К их столику направлялась немолодая женщина, стройная, худая, одетая по-молодежному в кожаные штаны оливкового цвета и яркую рубаху навыпуск. Жгучая брюнетка, с очень смелой для ее лет авангардной стрижкой, живым, пронзительным взглядом и неестественной улыбкой, она была не только вампиршей в кино, но и настоящей женщиной-вамп в жизни. Пользовалась броской косметикой фирмы Ив Сен-Лоран, темно-фиолетовой помадой под названием «Падшая звезда» и точно таким же лаком для ногтей. Мужчины побаивались актрису. Может, поэтому она никогда не была замужем.
— Я вам не помешаю? — притворилась она случайной посетительницей, которой негде приткнуться.
— Мы как раз говорили о тебе! — солгала Кулибина.
Она представила их друг другу. Балуев даже осмелился приложиться к костлявой ручке вампирши с неприятными, мертвыми ногтями.
Актриса взяла салат из креветок и кружку темного пива.
— Что именно вы обсуждали? — несколько жеманно поинтересовалась она.
— Вашу последнюю роль в кино, — выпалил Геннадий, несмотря на запрет Светланы затрагивать при ней эту тему. Кулибина испепелила его взглядом.
— Мою роль в кино? — удивилась Вера. Ее черные брови при этом поднялись так высоко, как будто она обнаружила, что креветки в салате оказались живыми. — Какую именно? За последний год я снималась в двух фильмах. Многовато для провинциальной актрисы, не правда ли?
— Мы говорили о триллере, — нашелся Балуев. — Об этом много писали в прессе.
— Ну да, писали, — нехотя согласилась Вера. — Было о чем писать. Эта роль венгерской вампирши вымотала меня окончательно! — пожаловалась она.

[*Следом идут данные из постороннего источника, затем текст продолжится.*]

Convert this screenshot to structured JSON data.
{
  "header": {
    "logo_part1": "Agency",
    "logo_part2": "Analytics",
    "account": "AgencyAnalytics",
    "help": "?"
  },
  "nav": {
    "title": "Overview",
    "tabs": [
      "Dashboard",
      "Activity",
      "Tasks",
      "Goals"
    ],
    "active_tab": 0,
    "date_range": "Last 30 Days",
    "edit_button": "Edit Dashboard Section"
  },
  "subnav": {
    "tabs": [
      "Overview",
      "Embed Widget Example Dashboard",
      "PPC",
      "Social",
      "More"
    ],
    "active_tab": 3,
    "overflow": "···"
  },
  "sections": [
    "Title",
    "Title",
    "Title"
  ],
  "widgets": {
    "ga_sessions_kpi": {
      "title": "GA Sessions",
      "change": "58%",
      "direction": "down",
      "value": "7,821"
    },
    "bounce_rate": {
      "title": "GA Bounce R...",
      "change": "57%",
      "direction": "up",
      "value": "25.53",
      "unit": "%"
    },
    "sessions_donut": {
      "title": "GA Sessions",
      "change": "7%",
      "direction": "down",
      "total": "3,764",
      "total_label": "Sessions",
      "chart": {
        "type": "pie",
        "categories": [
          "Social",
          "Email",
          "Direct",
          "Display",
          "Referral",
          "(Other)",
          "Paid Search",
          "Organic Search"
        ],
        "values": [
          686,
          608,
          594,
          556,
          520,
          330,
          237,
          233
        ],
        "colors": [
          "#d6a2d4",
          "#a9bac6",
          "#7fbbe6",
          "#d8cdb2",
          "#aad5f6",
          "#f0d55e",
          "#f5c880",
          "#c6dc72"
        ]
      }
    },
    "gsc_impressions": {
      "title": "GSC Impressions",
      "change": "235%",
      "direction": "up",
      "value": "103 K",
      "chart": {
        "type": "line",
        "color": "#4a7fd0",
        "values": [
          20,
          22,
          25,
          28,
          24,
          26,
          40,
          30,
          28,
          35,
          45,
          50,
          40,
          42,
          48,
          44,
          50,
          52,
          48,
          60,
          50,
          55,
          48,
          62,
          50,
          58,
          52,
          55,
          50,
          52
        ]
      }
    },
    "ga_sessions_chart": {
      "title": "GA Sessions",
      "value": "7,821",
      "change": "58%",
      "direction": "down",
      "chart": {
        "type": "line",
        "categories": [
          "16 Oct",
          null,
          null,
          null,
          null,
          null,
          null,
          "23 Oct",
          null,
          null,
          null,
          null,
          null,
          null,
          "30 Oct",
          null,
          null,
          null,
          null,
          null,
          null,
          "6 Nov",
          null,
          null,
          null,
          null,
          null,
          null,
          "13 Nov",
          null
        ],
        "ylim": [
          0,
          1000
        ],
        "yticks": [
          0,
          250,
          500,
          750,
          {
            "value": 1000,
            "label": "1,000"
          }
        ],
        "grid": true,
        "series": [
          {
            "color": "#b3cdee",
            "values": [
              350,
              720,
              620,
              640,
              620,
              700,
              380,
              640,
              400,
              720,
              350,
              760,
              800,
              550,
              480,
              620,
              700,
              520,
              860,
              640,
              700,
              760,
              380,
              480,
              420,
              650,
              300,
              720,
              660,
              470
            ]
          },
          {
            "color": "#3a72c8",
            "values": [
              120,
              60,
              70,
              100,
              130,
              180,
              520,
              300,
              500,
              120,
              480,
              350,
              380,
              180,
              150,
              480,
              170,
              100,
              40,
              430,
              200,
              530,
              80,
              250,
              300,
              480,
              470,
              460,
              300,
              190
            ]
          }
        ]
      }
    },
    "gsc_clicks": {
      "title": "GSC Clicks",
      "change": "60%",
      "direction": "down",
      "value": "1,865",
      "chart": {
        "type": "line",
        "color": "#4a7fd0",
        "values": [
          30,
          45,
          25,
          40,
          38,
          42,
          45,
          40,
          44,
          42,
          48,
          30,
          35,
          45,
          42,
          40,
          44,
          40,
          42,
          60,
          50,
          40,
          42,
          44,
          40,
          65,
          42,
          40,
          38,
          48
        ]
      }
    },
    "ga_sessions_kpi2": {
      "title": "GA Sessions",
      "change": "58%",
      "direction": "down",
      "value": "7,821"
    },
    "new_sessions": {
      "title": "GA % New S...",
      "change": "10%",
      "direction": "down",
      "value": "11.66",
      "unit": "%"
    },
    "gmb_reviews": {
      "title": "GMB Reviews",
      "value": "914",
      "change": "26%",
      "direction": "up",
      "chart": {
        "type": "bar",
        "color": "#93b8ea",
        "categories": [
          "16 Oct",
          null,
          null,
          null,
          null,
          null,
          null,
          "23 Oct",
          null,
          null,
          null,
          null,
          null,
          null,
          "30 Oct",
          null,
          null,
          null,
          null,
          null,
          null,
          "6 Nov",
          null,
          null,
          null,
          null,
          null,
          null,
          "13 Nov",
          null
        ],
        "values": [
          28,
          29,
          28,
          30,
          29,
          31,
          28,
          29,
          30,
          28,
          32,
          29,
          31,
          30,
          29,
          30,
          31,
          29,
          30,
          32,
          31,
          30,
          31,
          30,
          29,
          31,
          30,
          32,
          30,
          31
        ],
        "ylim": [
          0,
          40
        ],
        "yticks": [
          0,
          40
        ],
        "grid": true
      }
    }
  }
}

— А я был в замке Эржбеты Батори на экскурсии, — похвастался Гена.
— Неужели?
— Правда. Мрачное место, скажу я вам. Волосы дыбом встают.
— Представляю.
— А фильм досняли? — вмешалась наконец Света.
— Да. Скоро покажут.
Света с Балуевым переглянулись.
— Не знаю, что там получилось, — продолжала актриса. — Но без черта явно не обошлось. Режиссер загремел в психушку. Доснимал другой. У одного из актеров убили сына. Погиб студент музучилища, игравший эпизод. В общем, событий хватало. — Она говорила об этом запросто, будто пересказывала сюжет скучной мелодрамы. — В советское время мы долго добивались, чтобы в кино было, как в жизни. И вот, пожалуйста. Добились неслыханных результатов. Если на улице гибнут люди, то почему они не могут гибнуть на съемках?